Как мы знаем, ничего из этого не вышло, и Цицерон пал жертвой собственных заблуждений. Но что бы сказал Павел, прочитай он эту книгу?
Вопрос интересный, не знаю, правда, писал ли об этом кто–нибудь. В целом же, думается, скептичному академику Цицерону Павел, скорее всего, сказал бы, что тот совершенно прав, не принимая на веру всех этих вздорных и смешных басен о богах языческого пантеона. О них и впрямь невозможно знать наверняка по той простой причине, что их или не существует вообще, либо же за ними прячутся темные силы. И тут же со свойственной ему горячностью он стал бы уверять, что есть Бог, о котором доподлинно знать можно, — единый истинный Бог Авраама, Исаака и Иакова, и знать о нем могут не только сыны Израилевы, но все народы «до краев земли», потому что он явил Себя, воскресив Иисуса Христа из мертвых и создав в Духе Христовом единую человеческую семью, в которой все желанны и все призваны наследовать землю.
Со стоиком Павел согласился бы в том, что Божья сила и совершенство «через рассматривание творений» видимы. Но тут же возразил бы, что это происходит не из–за того, что мир божественен сам по себе, но потому, что он — благое творение благого и премудрого Бога, позволившего всей твари «излиться» в мир. Мир, словно чаша, хорош не тем, что в нем, а тем, что он задуман так, чтобы вместить в себя содержимое.

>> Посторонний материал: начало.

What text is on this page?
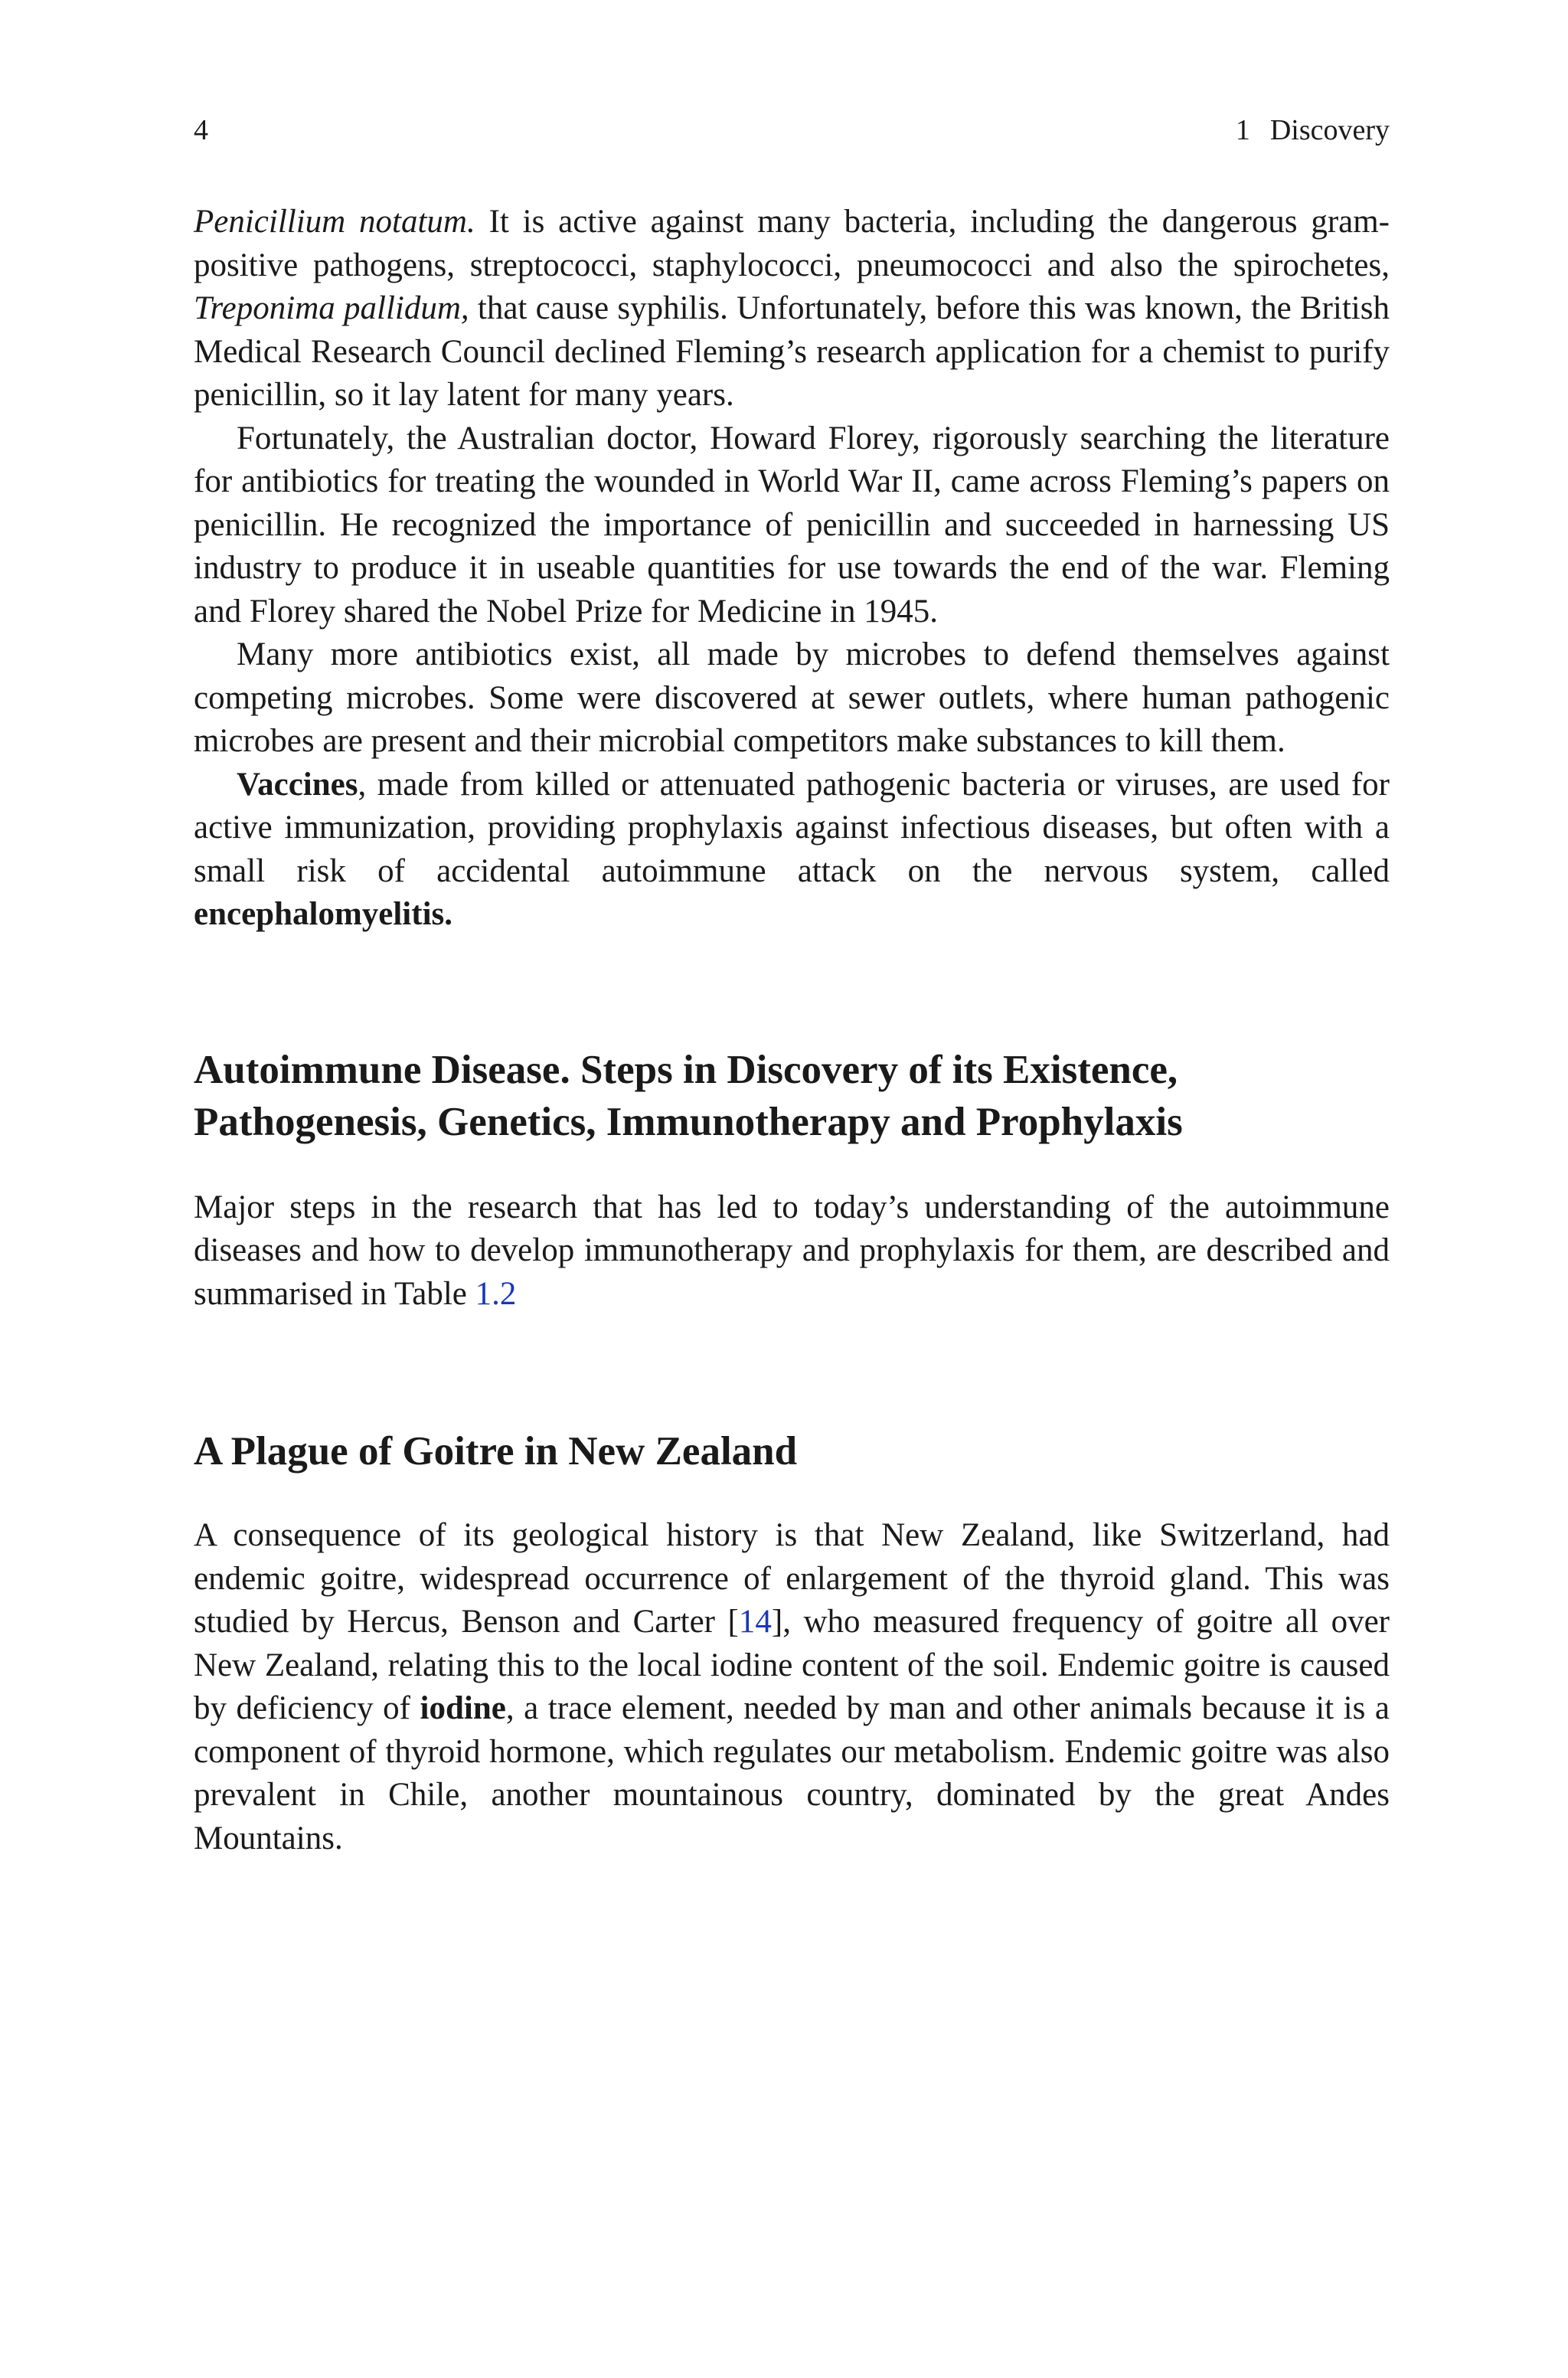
4	1 Discovery

Penicillium notatum. It is active against many bacteria, including the dangerous gram-positive pathogens, streptococci, staphylococci, pneumococci and also the spirochetes, Treponima pallidum, that cause syphilis. Unfortunately, before this was known, the British Medical Research Council declined Fleming’s research application for a chemist to purify penicillin, so it lay latent for many years.

Fortunately, the Australian doctor, Howard Florey, rigorously searching the literature for antibiotics for treating the wounded in World War II, came across Fleming’s papers on penicillin. He recognized the importance of penicillin and succeeded in harnessing US industry to produce it in useable quantities for use towards the end of the war. Fleming and Florey shared the Nobel Prize for Medicine in 1945.

Many more antibiotics exist, all made by microbes to defend themselves against competing microbes. Some were discovered at sewer outlets, where human pathogenic microbes are present and their microbial competitors make substances to kill them.

Vaccines, made from killed or attenuated pathogenic bacteria or viruses, are used for active immunization, providing prophylaxis against infectious diseases, but often with a small risk of accidental autoimmune attack on the nervous system, called encephalomyelitis.

Autoimmune Disease. Steps in Discovery of its Existence,
Pathogenesis, Genetics, Immunotherapy and Prophylaxis

Major steps in the research that has led to today’s understanding of the autoimmune diseases and how to develop immunotherapy and prophylaxis for them, are described and summarised in Table 1.2

A Plague of Goitre in New Zealand

A consequence of its geological history is that New Zealand, like Switzerland, had endemic goitre, widespread occurrence of enlargement of the thyroid gland. This was studied by Hercus, Benson and Carter [14], who measured frequency of goitre all over New Zealand, relating this to the local iodine content of the soil. Endemic goitre is caused by deficiency of iodine, a trace element, needed by man and other animals because it is a component of thyroid hormone, which regulates our metabolism. Endemic goitre was also prevalent in Chile, another mountainous country, dominated by the great Andes Mountains.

И, наконец, с эпикурейцем Павел согласился бы в том, что истинный Бог действительно бесконечно отличается от мира, и отождествлять или смешивать их не стоит. Но ни за что не согласился бы с «отстраненностью» Бога или его безразличием к миру. Напротив, сказал бы он, в истории Израиля и прежде всего в Иисусе Христе Бог, страдая и сострадая, входит в мир и разделяет участь твари.

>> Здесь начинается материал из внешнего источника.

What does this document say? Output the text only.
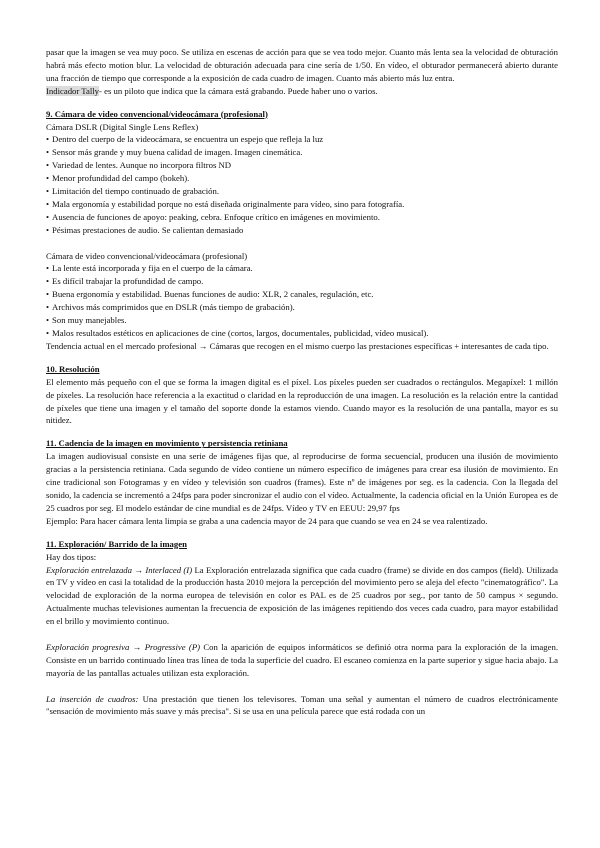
pasar que la imagen se vea muy poco. Se utiliza en escenas de acción para que se vea todo mejor. Cuanto más lenta sea la velocidad de obturación habrá más efecto motion blur. La velocidad de obturación adecuada para cine sería de 1/50. En vídeo, el obturador permanecerá abierto durante una fracción de tiempo que corresponde a la exposición de cada cuadro de imagen. Cuanto más abierto más luz entra.

Indicador Tally- es un piloto que indica que la cámara está grabando. Puede haber uno o varios.

9. Cámara de video convencional/videocámara (profesional)

Cámara DSLR (Digital Single Lens Reflex)

• Dentro del cuerpo de la videocámara, se encuentra un espejo que refleja la luz

• Sensor más grande y muy buena calidad de imagen. Imagen cinemática.

• Variedad de lentes. Aunque no incorpora filtros ND

• Menor profundidad del campo (bokeh).

• Limitación del tiempo continuado de grabación.

• Mala ergonomía y estabilidad porque no está diseñada originalmente para vídeo, sino para fotografía.

• Ausencia de funciones de apoyo: peaking, cebra. Enfoque crítico en imágenes en movimiento.

• Pésimas prestaciones de audio. Se calientan demasiado

Cámara de video convencional/videocámara (profesional)

• La lente está incorporada y fija en el cuerpo de la cámara.

• Es difícil trabajar la profundidad de campo.

• Buena ergonomía y estabilidad. Buenas funciones de audio: XLR, 2 canales, regulación, etc.

• Archivos más comprimidos que en DSLR (más tiempo de grabación).

• Son muy manejables.

• Malos resultados estéticos en aplicaciones de cine (cortos, largos, documentales, publicidad, vídeo musical).

Tendencia actual en el mercado profesional → Cámaras que recogen en el mismo cuerpo las prestaciones específicas + interesantes de cada tipo.

10. Resolución

El elemento más pequeño con el que se forma la imagen digital es el píxel. Los píxeles pueden ser cuadrados o rectángulos. Megapíxel: 1 millón de píxeles. La resolución hace referencia a la exactitud o claridad en la reproducción de una imagen. La resolución es la relación entre la cantidad de píxeles que tiene una imagen y el tamaño del soporte donde la estamos viendo. Cuando mayor es la resolución de una pantalla, mayor es su nitidez.

11. Cadencia de la imagen en movimiento y persistencia retiniana

La imagen audiovisual consiste en una serie de imágenes fijas que, al reproducirse de forma secuencial, producen una ilusión de movimiento gracias a la persistencia retiniana. Cada segundo de vídeo contiene un número específico de imágenes para crear esa ilusión de movimiento. En cine tradicional son Fotogramas y en vídeo y televisión son cuadros (frames). Este nº de imágenes por seg. es la cadencia. Con la llegada del sonido, la cadencia se incrementó a 24fps para poder sincronizar el audio con el vídeo. Actualmente, la cadencia oficial en la Unión Europea es de 25 cuadros por seg. El modelo estándar de cine mundial es de 24fps. Vídeo y TV en EEUU: 29,97 fps

Ejemplo: Para hacer cámara lenta limpia se graba a una cadencia mayor de 24 para que cuando se vea en 24 se vea ralentizado.

11. Exploración/ Barrido de la imagen

Hay dos tipos:

Exploración entrelazada → Interlaced (I) La Exploración entrelazada significa que cada cuadro (frame) se divide en dos campos (field). Utilizada en TV y vídeo en casi la totalidad de la producción hasta 2010 mejora la percepción del movimiento pero se aleja del efecto "cinematográfico". La velocidad de exploración de la norma europea de televisión en color es PAL es de 25 cuadros por seg., por tanto de 50 campus × segundo. Actualmente muchas televisiones aumentan la frecuencia de exposición de las imágenes repitiendo dos veces cada cuadro, para mayor estabilidad en el brillo y movimiento continuo.

Exploración progresiva → Progressive (P) Con la aparición de equipos informáticos se definió otra norma para la exploración de la imagen. Consiste en un barrido continuado línea tras línea de toda la superficie del cuadro. El escaneo comienza en la parte superior y sigue hacia abajo. La mayoría de las pantallas actuales utilizan esta exploración.

La inserción de cuadros: Una prestación que tienen los televisores. Toman una señal y aumentan el número de cuadros electrónicamente "sensación de movimiento más suave y más precisa". Si se usa en una película parece que está rodada con un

Таким образом, скептицизму, стоицизму и эпикурейству Павел противопоставляет последовательное иудейское богословие, в центре которого отныне Иисус и Дух. Все эти забавные наблюдения во многом подсказаны словами, какие Лука вкладывает в уста Павла, проповедующего афинским старейшинам (Деян 17:22–31).
И теперь мы можем сопоставить и противопоставить идеи Савла из Тарса (о нем см. подробнее в главе второй) и апостола Павла. На мой взгляд, ревность, с какой Тарсянин осуществлял свои дохристианские замыслы, сменилась качественно новым, хотя и внешне довольно похожим, рвением «просветителя язычников».

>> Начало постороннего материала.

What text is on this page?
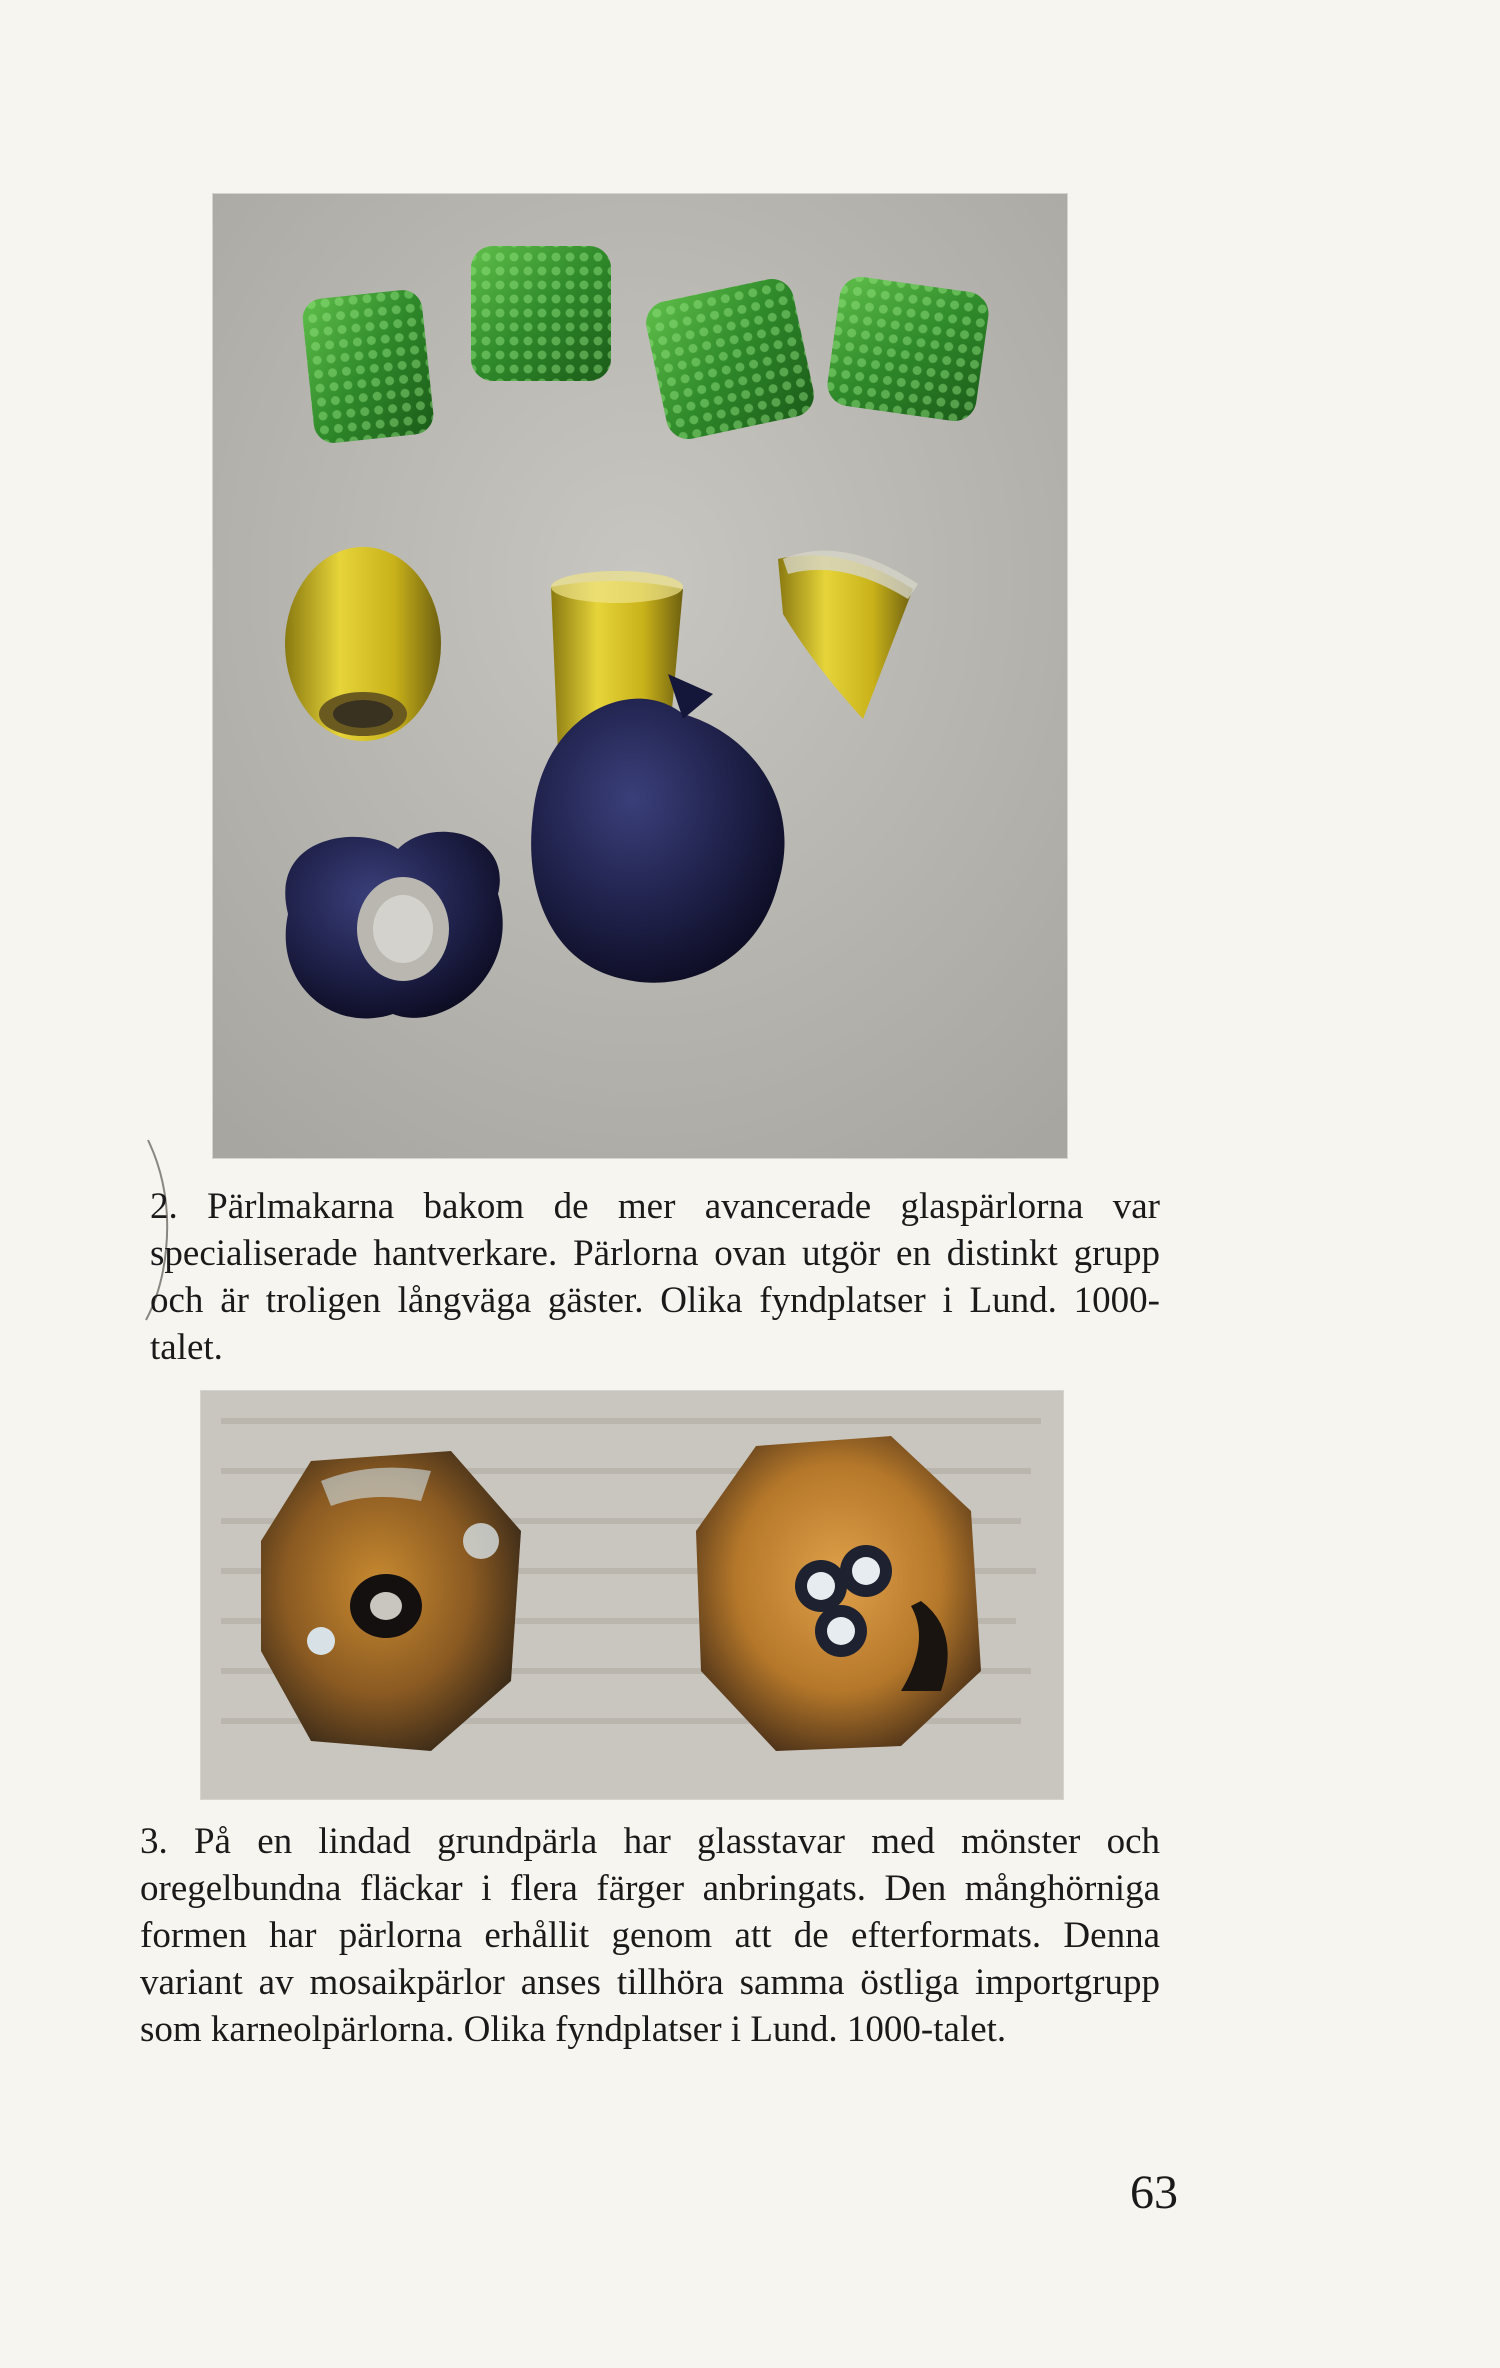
2. Pärlmakarna bakom de mer avancerade glaspärlorna var specialiserade hantverkare. Pärlorna ovan utgör en distinkt grupp och är troligen långväga gäster. Olika fyndplatser i Lund. 1000-talet.

3. På en lindad grundpärla har glasstavar med mönster och oregelbundna fläckar i flera färger anbringats. Den månghörniga formen har pärlorna erhållit genom att de efterformats. Denna variant av mosaikpärlor anses tillhöra samma östliga importgrupp som karneolpärlorna. Olika fyndplatser i Lund. 1000-talet.

63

Во–первых, Павел, как и Савл из Тарса, верил, что язычество — мерзость перед лицом Бога Израилева, но вместо того, чтобы бороться с язычеством его же оружием, то есть насилием и клеветой, апостол Павел идет возвестить языческому миру о Боге, открывшемся в Своем распятом и воскресшем Сыне, и призвать язычников к покаянию (речь шла об очень конкретных вещах, то есть об отречении от идолов) и верности. Тем, кто погряз в идолопоклонстве и бесчестии, тем, кто уничтожил в себе остатки человечности, он нес правду о достойной человека жизни. «Вспышки ревности» Савла из Тарса сменились апостольским рвением, с каким Павел проповедовал язычникам Евангелие и создавал новые церкви в языческих землях.
Во–вторых, как и Савл из Тарса, апостол Павел был убежден в том, что неверные сыны Израилевы тоже неугодны Богу. Савл, видя, что ни насилием, ни требованиями неукоснительно соблюдать Тору его отступивших соплеменников не возьмешь, хотел стереть их с лица земли. Павел же, напротив, мечтал ввести язычников в семью Авраама, привить «дикую ветвь» к «хорошей маслине», чтобы отеческая семья, родимая «маслина», возревновала и захотела вернуться к той милости, которую она отвергла и по–прежнему отвергает, отказываясь признать посланного Богом Мессию (Рим 11).
Подобно Савлу из Тарса, апостол Павел верил, что пророческим словам Писания предстоит исполниться в некоем великом действе, в котором Бог Израилев откроется как истинный Владыка мира. Это событие окончательно подтвердит, что Израиль — избранный народ, а язычники должны расстаться со своими заблуждениями и преклониться перед истинным Богом.
Но, в отличие от Тарсянина, Павел знал, что это уже произошло. «Кровный сын» Израиля Иисус победил не римлян, а настоящих врагов народа Божьего и всех прочих народов — грех и смерть. Это событие действительно подтвердило, что Бог Израилев — единый истинный Бог. Оно и в самом деле показало язычникам, что они пребывают в грехе, и пришло время поклониться единому Богу. Но теперь рядом с язычником должен был смиренно преклонить колени иудей.